Some 20 people are likely to be jailed under the law, government officials say. Similar measures were taken against a handful of Iraqi citizens during the Gulf War, and about 2,000 Irish Republican Army suspects were held without trial during the 1970s in Northern Ireland.

Foreigners on a government list of terrorist suspects will be jailed by a special commission, headed by a senior judge, for renewable six-month periods. The judge will have the authority to bar the suspects and their attorneys from the hearings when the intelligence services present the evidence against them. "The number of people concerned is not the issue," says Mark Littleford, campaigns director for Liberty. "The problem is the matter of principle. The government is seeking to get around the need for substantial evidence."

Among other measures, the bill also introduces a new crime - incitement to religious hatred - carrying a maximum penalty of seven years' imprisonment, which civil-liberties activists fear could curb free speech.

Antinuclear campaigners are worried by a clause dealing with nuclear facilities that would make it a crime to publish the details of the movement of nuclear-waste trains.

In Germany, where a number of the alleged ringleaders of the Sept. 11 plot lived and studied for several years, the government is planning new steps to strengthen its antiterrorist legislation.

Parliament has already passed a law giving the authorities the power to ban organizations using their religious status for criminal ends, and is due to consider further measures soon.

Security legislation is especially sensitive in Germany, both because there are 7 million foreigners there, and because of the country's experience of totalitarianism. "People are very cautious about anything to do with identity cards and police powers," says Cem Ozdemir, a spokesman for the Green party, the junior coalition partner in the government. "There is always a tendency to see if something reminds us of our history."

Germany's proposed legislation would make it easier for the authorities to deport suspected terrorists, broaden the federal police force's investigative powers, and introduce new, more detailed identity cards, incorporating biometric elements.

The Greens fought hard to keep even harsher provisions out of the legislation and say they will oppose any move to put citizens' photos on the new ID cards.

With closed-circuit surveillance cameras a common feature in public places, "faces on ID cards would mean we would have a George Orwell state," worries Mr.
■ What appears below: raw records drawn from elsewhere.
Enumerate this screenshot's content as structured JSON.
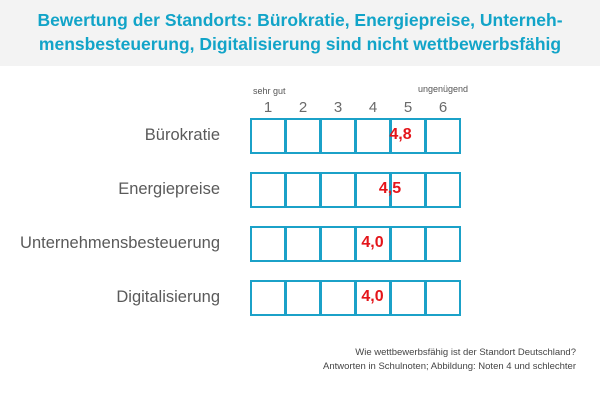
{
  "title": {
    "line1": "Bewertung der Standorts: Bürokratie, Energiepreise, Unterneh-",
    "line2": "mensbesteuerung, Digitalisierung sind nicht wettbewerbsfähig"
  },
  "scale": {
    "low_label": "sehr gut",
    "high_label": "ungenügend"
  },
  "footnote": {
    "line1": "Wie wettbewerbsfähig ist der Standort Deutschland?",
    "line2": "Antworten in Schulnoten; Abbildung: Noten 4 und schlechter"
  },
  "colors": {
    "title": "#12a4c8",
    "box_border": "#1ba1c8",
    "marker": "#e4151a"
  },
  "chart_data": {
    "type": "bar",
    "title": "Bewertung der Standorts: Bürokratie, Energiepreise, Unternehmensbesteuerung, Digitalisierung sind nicht wettbewerbsfähig",
    "categories": [
      "Bürokratie",
      "Energiepreise",
      "Unternehmensbesteuerung",
      "Digitalisierung"
    ],
    "values": [
      4.8,
      4.5,
      4.0,
      4.0
    ],
    "value_labels": [
      "4,8",
      "4,5",
      "4,0",
      "4,0"
    ],
    "x_ticks": [
      "1",
      "2",
      "3",
      "4",
      "5",
      "6"
    ],
    "xlim": [
      1,
      6
    ],
    "grid": false
  }
}
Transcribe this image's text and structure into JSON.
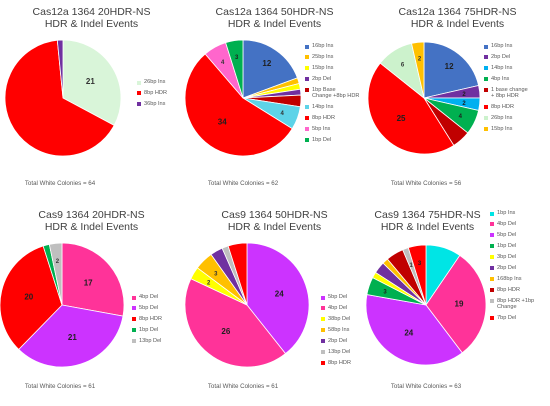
{
  "chart_data": [
    {
      "type": "pie",
      "title": "Cas12a 1364 20HDR-NS",
      "subtitle": "HDR & Indel Events",
      "footer": "Total White Colonies = 64",
      "categories": [
        "26bp Ins",
        "8bp HDR",
        "36bp Ins"
      ],
      "values": [
        21,
        42,
        1
      ],
      "colors": [
        "#d9f5d9",
        "#ff0000",
        "#7030a0"
      ],
      "slice_labels": [
        "21",
        "",
        ""
      ]
    },
    {
      "type": "pie",
      "title": "Cas12a 1364 50HDR-NS",
      "subtitle": "HDR & Indel Events",
      "footer": "Total White Colonies = 62",
      "categories": [
        "16bp Ins",
        "25bp Ins",
        "15bp Ins",
        "2bp Del",
        "1bp Base Change +8bp HDR",
        "14bp Ins",
        "8bp HDR",
        "5bp Ins",
        "1bp Del"
      ],
      "values": [
        12,
        1,
        1,
        1,
        2,
        4,
        34,
        4,
        3
      ],
      "colors": [
        "#4472c4",
        "#ffc000",
        "#ffff00",
        "#7030a0",
        "#c00000",
        "#5dd3e8",
        "#ff0000",
        "#ff66cc",
        "#00b050"
      ],
      "slice_labels": [
        "12",
        "",
        "",
        "",
        "",
        "4",
        "34",
        "4",
        "3"
      ]
    },
    {
      "type": "pie",
      "title": "Cas12a 1364 75HDR-NS",
      "subtitle": "HDR & Indel Events",
      "footer": "Total White Colonies = 56",
      "categories": [
        "16bp Ins",
        "2bp Del",
        "14bp Ins",
        "4bp Ins",
        "1 base change + 8bp HDR",
        "8bp HDR",
        "26bp Ins",
        "15bp Ins"
      ],
      "values": [
        12,
        2,
        2,
        4,
        3,
        25,
        6,
        2
      ],
      "colors": [
        "#4472c4",
        "#7030a0",
        "#00b0f0",
        "#00b050",
        "#c00000",
        "#ff0000",
        "#ccf2cc",
        "#ffc000"
      ],
      "slice_labels": [
        "12",
        "2",
        "2",
        "4",
        "",
        "25",
        "6",
        "2"
      ]
    },
    {
      "type": "pie",
      "title": "Cas9 1364 20HDR-NS",
      "subtitle": "HDR & Indel Events",
      "footer": "Total White Colonies = 61",
      "categories": [
        "4bp Del",
        "5bp Del",
        "8bp HDR",
        "1bp Del",
        "13bp Del"
      ],
      "values": [
        17,
        21,
        20,
        1,
        2
      ],
      "colors": [
        "#ff3399",
        "#cc33ff",
        "#ff0000",
        "#00b050",
        "#bfbfbf"
      ],
      "slice_labels": [
        "17",
        "21",
        "20",
        "",
        "2"
      ]
    },
    {
      "type": "pie",
      "title": "Cas9 1364 50HDR-NS",
      "subtitle": "HDR & Indel Events",
      "footer": "Total White Colonies = 61",
      "categories": [
        "5bp Del",
        "4bp Del",
        "38bp Del",
        "58bp Ins",
        "2bp Del",
        "13bp Del",
        "8bp HDR"
      ],
      "values": [
        24,
        26,
        2,
        3,
        2,
        1,
        3
      ],
      "colors": [
        "#cc33ff",
        "#ff3399",
        "#ffff00",
        "#ffc000",
        "#7030a0",
        "#bfbfbf",
        "#ff0000"
      ],
      "slice_labels": [
        "24",
        "26",
        "2",
        "3",
        "",
        "",
        ""
      ]
    },
    {
      "type": "pie",
      "title": "Cas9 1364 75HDR-NS",
      "subtitle": "HDR & Indel Events",
      "footer": "Total White Colonies = 63",
      "categories": [
        "1bp Ins",
        "4bp Del",
        "5bp Del",
        "1bp Del",
        "3bp Del",
        "2bp Del",
        "168bp Ins",
        "8bp HDR",
        "8bp HDR +1bp Change",
        "7bp Del"
      ],
      "values": [
        6,
        19,
        24,
        3,
        1,
        2,
        1,
        3,
        1,
        3
      ],
      "colors": [
        "#00e5e5",
        "#ff3399",
        "#cc33ff",
        "#00b050",
        "#ffff00",
        "#7030a0",
        "#ffc000",
        "#c00000",
        "#bfbfbf",
        "#ff0000"
      ],
      "slice_labels": [
        "",
        "19",
        "24",
        "3",
        "",
        "",
        "",
        "",
        "1",
        "3"
      ]
    }
  ]
}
Ozdemir. "It is not the business of the state to see who is going where when."

In the wake of the terrorist attacks on New York and Washington, the French government hastily tacked new provisions onto a security bill to widen police powers of search. They may now search car trunks at will, and do not need to go to an investigating magistrate to get a warrant to search houses or business premises.
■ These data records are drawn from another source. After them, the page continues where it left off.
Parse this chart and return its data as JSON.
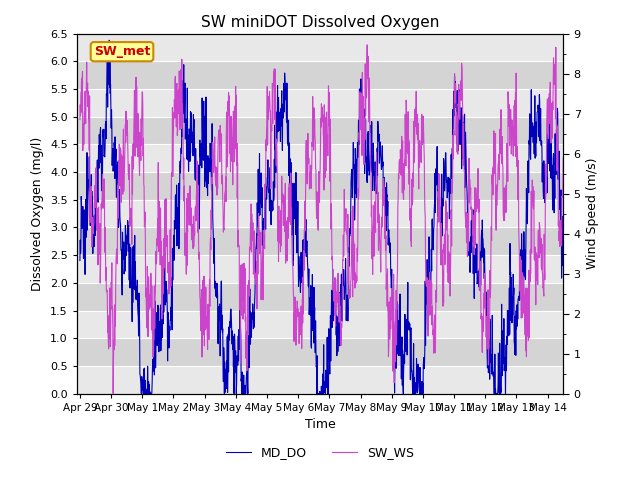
{
  "title": "SW miniDOT Dissolved Oxygen",
  "xlabel": "Time",
  "ylabel_left": "Dissolved Oxygen (mg/l)",
  "ylabel_right": "Wind Speed (m/s)",
  "ylim_left": [
    0.0,
    6.5
  ],
  "ylim_right": [
    0.0,
    9.0
  ],
  "yticks_left": [
    0.0,
    0.5,
    1.0,
    1.5,
    2.0,
    2.5,
    3.0,
    3.5,
    4.0,
    4.5,
    5.0,
    5.5,
    6.0,
    6.5
  ],
  "yticks_right_major": [
    0.0,
    1.0,
    2.0,
    3.0,
    4.0,
    5.0,
    6.0,
    7.0,
    8.0,
    9.0
  ],
  "yticks_right_minor": [
    0.5,
    1.5,
    2.5,
    3.5,
    4.5,
    5.5,
    6.5,
    7.5,
    8.5
  ],
  "line_color_do": "#0000bb",
  "line_color_ws": "#cc44cc",
  "annotation_text": "SW_met",
  "annotation_color": "#cc0000",
  "annotation_bg": "#ffff99",
  "annotation_border": "#cc8800",
  "legend_labels": [
    "MD_DO",
    "SW_WS"
  ],
  "bg_band_colors": [
    "#e8e8e8",
    "#d8d8d8"
  ],
  "n_points": 1500,
  "end_day": 15.5,
  "tick_labels": [
    "Apr 29",
    "Apr 30",
    "May 1",
    "May 2",
    "May 3",
    "May 4",
    "May 5",
    "May 6",
    "May 7",
    "May 8",
    "May 9",
    "May 10",
    "May 11",
    "May 12",
    "May 13",
    "May 14"
  ]
}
Though minor compared with the changes envisioned in British law, these measures worry Mr. Dubois because of the way he expects them to be used.
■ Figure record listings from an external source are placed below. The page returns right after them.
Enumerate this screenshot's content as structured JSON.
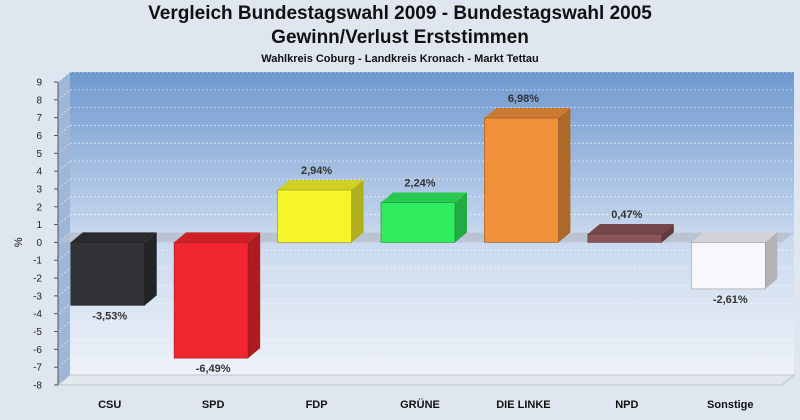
{
  "header": {
    "title_line1": "Vergleich Bundestagswahl 2009 - Bundestagswahl 2005",
    "title_line2": "Gewinn/Verlust Erststimmen",
    "subtitle": "Wahlkreis Coburg - Landkreis Kronach - Markt Tettau"
  },
  "chart_data": {
    "type": "bar",
    "title": "Vergleich Bundestagswahl 2009 - Bundestagswahl 2005 Gewinn/Verlust Erststimmen",
    "subtitle": "Wahlkreis Coburg - Landkreis Kronach - Markt Tettau",
    "xlabel": "",
    "ylabel": "%",
    "ylim": [
      -8,
      9
    ],
    "yticks": [
      9,
      8,
      7,
      6,
      5,
      4,
      3,
      2,
      1,
      0,
      -1,
      -2,
      -3,
      -4,
      -5,
      -6,
      -7,
      -8
    ],
    "grid": true,
    "categories": [
      "CSU",
      "SPD",
      "FDP",
      "GRÜNE",
      "DIE LINKE",
      "NPD",
      "Sonstige"
    ],
    "values": [
      -3.53,
      -6.49,
      2.94,
      2.24,
      6.98,
      0.47,
      -2.61
    ],
    "value_labels": [
      "-3,53%",
      "-6,49%",
      "2,94%",
      "2,24%",
      "6,98%",
      "0,47%",
      "-2,61%"
    ],
    "colors": [
      "#303236",
      "#f2262e",
      "#f5f52a",
      "#2fec5e",
      "#f0903a",
      "#8a5458",
      "#f8f8fc"
    ]
  }
}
"Police already do identity checks in a very discriminatory way, always checking people who look Arab, and we are concerned that these new measures will be enforced in the same way," Dubois says.

It is not certain, however, that all the new laws against terrorism envisioned in Europe will stand. A British High Court judge this week ordered a judicial review of a government decision to freeze the assets of a Saudi businessmen accused of financing terrorism.

"It is crucial," the judge told the court, that "when there are question marks about orders of this kind, which are of a Draconian nature, that they are properly tested in the courts."